Brother Marie-Victorin was born Conrad Kirouac in 1885 in Kingsey Falls, Quebec. He studied at the Québec City commercial school and later at Mont-de-la-Salle, a novitiate of the Brothers of the Christian Schools in Montréal, where he was given the name Brother Marie Victorin in 1901. After two years at the novitiate, he became a teacher at Saint-Jérôme and then at the Longueuil commercial and industrial college. During this time, Brother Marie Victorin developed a genuine passion for botany, which led him to publish scientific articles and La flore du Témiscouata (1916), which details the plants he collected from the region.
In the hopes of identifying the flora of Quebec, in 1924, he started exploring the Mingan archipelago, part of the Innu traditional territory, which had been largely unvisited by Western botanists. Aboard Virginia, and with the help of Brother Rolland-Germain, Brother Marie Victorin completed the first of what would be many trips to the Anticosti-Minganie area. Their first few days in the region proved successful. The two botanists identified several species of interesting plants and identified rock formations that are specific to the Minganie area: limestone monoliths that bore witness to water and wind erosion.

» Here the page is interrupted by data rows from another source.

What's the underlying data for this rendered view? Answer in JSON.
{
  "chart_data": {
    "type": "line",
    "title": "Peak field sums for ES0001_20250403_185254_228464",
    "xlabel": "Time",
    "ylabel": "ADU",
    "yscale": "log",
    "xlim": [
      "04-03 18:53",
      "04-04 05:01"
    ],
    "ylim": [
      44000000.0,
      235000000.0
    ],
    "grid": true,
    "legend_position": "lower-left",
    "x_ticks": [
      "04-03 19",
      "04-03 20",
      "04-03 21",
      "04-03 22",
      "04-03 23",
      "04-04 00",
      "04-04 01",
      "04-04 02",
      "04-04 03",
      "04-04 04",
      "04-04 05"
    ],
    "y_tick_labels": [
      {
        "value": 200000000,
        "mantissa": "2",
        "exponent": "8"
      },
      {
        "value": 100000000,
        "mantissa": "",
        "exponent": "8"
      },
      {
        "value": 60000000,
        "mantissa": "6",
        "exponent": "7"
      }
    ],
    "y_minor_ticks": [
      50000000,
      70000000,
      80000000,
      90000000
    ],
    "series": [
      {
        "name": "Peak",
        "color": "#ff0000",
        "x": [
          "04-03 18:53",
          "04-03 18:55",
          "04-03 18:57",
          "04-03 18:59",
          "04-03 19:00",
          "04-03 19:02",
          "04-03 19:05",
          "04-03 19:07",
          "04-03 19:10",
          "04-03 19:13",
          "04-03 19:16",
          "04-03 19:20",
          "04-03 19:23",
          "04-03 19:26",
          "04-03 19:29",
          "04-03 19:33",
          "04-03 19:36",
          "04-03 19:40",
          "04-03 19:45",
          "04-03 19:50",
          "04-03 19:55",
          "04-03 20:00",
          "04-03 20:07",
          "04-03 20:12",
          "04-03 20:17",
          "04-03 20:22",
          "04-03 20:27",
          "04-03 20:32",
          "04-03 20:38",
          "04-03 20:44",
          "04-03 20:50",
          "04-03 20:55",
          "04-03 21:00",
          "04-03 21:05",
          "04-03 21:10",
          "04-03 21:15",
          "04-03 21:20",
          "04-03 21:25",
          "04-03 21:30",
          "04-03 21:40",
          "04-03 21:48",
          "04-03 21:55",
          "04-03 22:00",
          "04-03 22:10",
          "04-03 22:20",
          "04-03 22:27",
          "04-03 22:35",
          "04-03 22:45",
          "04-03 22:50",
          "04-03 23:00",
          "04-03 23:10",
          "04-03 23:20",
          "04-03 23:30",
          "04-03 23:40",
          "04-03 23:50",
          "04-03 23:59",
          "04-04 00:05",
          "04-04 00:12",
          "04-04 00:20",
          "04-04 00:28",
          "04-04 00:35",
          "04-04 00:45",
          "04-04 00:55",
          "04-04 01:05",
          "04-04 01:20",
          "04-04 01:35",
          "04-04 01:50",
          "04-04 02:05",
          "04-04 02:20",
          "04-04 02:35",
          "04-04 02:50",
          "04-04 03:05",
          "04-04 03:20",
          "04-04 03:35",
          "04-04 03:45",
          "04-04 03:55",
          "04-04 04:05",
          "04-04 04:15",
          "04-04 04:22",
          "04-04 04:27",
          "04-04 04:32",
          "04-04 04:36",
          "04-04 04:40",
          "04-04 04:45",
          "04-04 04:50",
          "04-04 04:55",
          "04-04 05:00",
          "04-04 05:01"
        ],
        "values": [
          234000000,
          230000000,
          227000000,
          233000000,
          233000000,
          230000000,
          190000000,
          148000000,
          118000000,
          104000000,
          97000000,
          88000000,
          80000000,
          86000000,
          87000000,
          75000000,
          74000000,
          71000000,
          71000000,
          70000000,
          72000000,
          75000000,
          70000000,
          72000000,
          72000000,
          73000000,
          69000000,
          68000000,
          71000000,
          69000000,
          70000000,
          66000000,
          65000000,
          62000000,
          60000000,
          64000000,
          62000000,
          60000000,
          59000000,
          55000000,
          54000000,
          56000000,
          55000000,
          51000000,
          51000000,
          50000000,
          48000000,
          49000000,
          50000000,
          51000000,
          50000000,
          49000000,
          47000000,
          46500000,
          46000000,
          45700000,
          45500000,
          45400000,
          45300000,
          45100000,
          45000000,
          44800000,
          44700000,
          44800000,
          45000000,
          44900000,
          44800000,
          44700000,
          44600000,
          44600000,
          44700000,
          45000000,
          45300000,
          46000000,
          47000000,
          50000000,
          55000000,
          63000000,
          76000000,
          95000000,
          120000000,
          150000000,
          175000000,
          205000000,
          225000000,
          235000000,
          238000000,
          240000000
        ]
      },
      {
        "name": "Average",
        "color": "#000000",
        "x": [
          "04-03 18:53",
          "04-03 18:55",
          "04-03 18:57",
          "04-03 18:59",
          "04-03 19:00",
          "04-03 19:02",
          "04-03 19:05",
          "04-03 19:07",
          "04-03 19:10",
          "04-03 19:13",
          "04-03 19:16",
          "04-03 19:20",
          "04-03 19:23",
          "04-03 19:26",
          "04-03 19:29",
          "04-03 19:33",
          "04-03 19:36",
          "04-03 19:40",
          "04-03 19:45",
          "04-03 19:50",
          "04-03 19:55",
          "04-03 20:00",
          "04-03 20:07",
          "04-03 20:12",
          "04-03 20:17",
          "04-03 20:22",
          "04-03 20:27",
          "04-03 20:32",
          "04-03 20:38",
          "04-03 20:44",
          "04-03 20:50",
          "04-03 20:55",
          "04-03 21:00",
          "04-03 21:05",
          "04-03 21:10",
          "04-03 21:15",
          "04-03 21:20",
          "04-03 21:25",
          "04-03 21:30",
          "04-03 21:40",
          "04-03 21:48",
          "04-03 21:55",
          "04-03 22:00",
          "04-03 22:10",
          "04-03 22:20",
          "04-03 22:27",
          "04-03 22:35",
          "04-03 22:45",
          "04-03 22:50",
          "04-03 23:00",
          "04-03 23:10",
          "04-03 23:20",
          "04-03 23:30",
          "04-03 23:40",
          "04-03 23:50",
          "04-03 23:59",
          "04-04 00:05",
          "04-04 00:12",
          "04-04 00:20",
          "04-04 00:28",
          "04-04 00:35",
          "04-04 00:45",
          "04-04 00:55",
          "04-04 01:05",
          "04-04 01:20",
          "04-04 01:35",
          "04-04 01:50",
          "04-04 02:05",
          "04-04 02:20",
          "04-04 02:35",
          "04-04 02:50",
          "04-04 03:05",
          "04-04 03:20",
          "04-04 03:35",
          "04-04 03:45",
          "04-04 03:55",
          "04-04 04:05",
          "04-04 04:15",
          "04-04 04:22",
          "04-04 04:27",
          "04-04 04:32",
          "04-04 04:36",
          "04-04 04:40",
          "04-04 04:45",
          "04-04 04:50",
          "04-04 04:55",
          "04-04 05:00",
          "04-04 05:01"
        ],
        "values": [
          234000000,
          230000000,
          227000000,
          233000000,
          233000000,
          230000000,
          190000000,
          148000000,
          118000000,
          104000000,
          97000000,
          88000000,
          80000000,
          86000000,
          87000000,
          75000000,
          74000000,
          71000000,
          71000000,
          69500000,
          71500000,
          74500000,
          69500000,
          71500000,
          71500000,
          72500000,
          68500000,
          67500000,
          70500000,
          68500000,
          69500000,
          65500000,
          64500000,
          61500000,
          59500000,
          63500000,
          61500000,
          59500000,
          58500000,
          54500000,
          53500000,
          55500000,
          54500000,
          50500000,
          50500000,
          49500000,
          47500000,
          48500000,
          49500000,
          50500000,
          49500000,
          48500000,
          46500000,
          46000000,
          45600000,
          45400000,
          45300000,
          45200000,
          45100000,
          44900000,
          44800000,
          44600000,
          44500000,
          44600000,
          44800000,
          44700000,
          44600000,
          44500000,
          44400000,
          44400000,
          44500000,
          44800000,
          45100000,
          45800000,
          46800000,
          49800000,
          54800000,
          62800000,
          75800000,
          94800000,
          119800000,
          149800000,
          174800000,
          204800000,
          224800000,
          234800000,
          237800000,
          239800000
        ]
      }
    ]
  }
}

While he was collecting plants on Île Quin (Île du Fantôme, according to current toponymy), Brother Marie Victorin identified a thistle unknown to Quebec botanists at the time, which he named the Mingan thistle, or Cirsium minganense. He was confident that this was a new species for science, only later learning from his research that an almost identical thistle can be found thousands of kilometres away in the Rocky Mountains. The scientific data collected by Brother Marie-Victorin remains important, not only for Canadian botany, but also for the Mingan archipelago. It reflects the unique characteristic of the flora in the region’s limestone islands.
Brother Marie-Victorin is a designated national historic person. The Historic Sites and Monuments Board of Canada (HSMBC) advises the Government of Canada on the commemoration of National Historic Persons—individuals who have made unique and enduring contributions to the history of Canada.